1. Inhibitors of Gluconeogenesis : Hydrazomopropionic acid Acyl CoA derivatives Pyruvate analogues
2. Inhibitors of glycogenolysis : Dichloacetate
3. Inhibitors of fatty acid oxidation : Acipimox, Clomoxir
4. Gut Lipase inhibitors : Orlistat
5. Alpha glucosidase inhibitors : Miglitol, Voglibose
6. Increase incretin effect : GLP-1 and related peptides
7. Short acting nonsulphonylurea insulin secretogogues : BTS 67582, A–4166
8. Insulin sensitisers : SDZ PGU 693, NN 2344, NN622, Oxadiazolidinedione analog YM440
9. Minerals : Vanadyl Sulphate, Magnesium, Chromium Picolinate
10. Prolongation of insulin action : phosphatase inhibitors Phosphotyrosine IRTK Activators.

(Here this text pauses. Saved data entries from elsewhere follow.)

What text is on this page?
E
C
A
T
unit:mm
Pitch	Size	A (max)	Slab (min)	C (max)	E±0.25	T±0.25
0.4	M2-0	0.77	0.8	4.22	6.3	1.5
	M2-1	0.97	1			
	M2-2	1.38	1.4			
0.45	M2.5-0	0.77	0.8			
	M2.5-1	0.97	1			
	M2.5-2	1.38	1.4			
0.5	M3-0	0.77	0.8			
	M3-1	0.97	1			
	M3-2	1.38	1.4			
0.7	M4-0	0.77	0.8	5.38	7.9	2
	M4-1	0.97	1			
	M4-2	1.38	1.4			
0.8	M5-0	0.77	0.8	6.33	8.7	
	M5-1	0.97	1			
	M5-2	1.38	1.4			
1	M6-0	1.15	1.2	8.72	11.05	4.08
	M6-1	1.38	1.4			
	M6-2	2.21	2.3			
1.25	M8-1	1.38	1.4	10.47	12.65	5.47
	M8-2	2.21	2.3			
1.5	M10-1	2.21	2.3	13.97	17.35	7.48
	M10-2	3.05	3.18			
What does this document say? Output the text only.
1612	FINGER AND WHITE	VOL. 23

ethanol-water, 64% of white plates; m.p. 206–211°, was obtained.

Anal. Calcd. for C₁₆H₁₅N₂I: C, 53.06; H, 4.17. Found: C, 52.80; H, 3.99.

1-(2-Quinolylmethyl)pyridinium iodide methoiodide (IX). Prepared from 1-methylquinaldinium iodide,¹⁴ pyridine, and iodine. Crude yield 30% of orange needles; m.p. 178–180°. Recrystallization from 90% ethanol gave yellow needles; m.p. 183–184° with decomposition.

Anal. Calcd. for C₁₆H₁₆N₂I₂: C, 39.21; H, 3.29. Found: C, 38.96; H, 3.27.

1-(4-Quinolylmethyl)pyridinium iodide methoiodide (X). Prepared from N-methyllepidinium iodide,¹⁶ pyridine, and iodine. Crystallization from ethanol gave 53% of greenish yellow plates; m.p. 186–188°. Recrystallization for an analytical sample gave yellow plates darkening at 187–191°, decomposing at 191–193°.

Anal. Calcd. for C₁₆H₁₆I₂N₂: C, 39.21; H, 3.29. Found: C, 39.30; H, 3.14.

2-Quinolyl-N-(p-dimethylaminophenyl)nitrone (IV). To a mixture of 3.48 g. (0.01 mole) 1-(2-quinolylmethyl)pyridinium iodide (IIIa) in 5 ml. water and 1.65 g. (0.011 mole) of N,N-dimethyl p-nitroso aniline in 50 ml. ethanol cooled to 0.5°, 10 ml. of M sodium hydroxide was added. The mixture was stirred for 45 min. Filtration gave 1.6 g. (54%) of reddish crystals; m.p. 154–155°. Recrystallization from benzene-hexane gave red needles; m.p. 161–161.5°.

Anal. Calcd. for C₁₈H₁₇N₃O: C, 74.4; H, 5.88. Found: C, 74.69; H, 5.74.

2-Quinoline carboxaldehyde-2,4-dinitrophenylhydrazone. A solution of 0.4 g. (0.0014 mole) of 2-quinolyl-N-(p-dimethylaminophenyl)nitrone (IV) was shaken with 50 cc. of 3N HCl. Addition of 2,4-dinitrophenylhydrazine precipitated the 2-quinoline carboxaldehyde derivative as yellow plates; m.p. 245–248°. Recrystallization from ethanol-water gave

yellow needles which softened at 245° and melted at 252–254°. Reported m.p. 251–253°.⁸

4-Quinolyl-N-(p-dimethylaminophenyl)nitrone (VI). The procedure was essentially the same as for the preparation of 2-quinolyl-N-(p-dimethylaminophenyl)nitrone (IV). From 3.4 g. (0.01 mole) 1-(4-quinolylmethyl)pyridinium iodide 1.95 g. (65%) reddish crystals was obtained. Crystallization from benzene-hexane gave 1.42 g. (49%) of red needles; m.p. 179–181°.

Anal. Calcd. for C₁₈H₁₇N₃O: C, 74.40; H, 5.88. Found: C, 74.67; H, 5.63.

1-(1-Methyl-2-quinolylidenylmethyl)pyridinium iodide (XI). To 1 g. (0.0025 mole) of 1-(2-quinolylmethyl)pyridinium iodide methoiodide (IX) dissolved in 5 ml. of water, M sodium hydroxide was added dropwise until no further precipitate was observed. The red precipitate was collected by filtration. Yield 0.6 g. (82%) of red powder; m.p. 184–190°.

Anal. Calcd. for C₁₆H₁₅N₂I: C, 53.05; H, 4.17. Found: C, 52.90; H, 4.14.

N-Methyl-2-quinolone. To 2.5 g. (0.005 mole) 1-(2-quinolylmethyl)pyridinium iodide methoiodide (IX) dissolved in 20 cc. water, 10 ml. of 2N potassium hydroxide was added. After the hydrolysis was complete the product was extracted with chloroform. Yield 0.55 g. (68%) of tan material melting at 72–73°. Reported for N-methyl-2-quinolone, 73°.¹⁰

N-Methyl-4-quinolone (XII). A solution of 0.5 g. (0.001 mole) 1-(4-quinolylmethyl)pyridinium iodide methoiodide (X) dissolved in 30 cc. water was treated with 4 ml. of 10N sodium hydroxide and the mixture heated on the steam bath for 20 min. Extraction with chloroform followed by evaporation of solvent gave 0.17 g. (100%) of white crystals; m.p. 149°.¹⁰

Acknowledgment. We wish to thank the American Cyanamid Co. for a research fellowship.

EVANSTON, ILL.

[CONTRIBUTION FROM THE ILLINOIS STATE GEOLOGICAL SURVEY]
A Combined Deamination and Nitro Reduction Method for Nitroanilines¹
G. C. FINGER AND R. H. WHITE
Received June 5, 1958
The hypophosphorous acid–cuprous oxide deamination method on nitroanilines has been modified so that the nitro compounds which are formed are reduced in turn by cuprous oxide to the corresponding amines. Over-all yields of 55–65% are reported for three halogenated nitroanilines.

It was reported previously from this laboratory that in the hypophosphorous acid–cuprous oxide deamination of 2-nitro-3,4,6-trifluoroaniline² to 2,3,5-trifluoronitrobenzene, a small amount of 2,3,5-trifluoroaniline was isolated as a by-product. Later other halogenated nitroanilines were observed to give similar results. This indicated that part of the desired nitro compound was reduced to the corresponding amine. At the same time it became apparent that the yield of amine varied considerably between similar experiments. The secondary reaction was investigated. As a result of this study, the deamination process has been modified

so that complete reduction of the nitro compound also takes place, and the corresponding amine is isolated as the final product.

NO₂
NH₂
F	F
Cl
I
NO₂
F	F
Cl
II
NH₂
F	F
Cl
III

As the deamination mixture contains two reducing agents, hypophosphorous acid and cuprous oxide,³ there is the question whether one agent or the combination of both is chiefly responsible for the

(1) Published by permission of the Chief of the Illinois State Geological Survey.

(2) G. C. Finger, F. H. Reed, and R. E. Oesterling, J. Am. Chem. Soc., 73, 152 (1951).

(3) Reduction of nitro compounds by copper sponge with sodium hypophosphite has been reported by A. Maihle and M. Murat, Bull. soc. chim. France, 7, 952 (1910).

11. Enhancement of GLUT-4 translocation/expression

How much is undertreated ?

In a recently conducted cross sectional Diabcare-Asia-India study, which included 26 specialised diabetic centres across the country, involving 2269 patients, central laboratory HbAlc data was categorised according to ADA guidelines. The proportion of patients with HbAlc >1% above the upper limit of normal range (ULN) was 77%, and >2% above ULN was 50% for type-2 patients [34].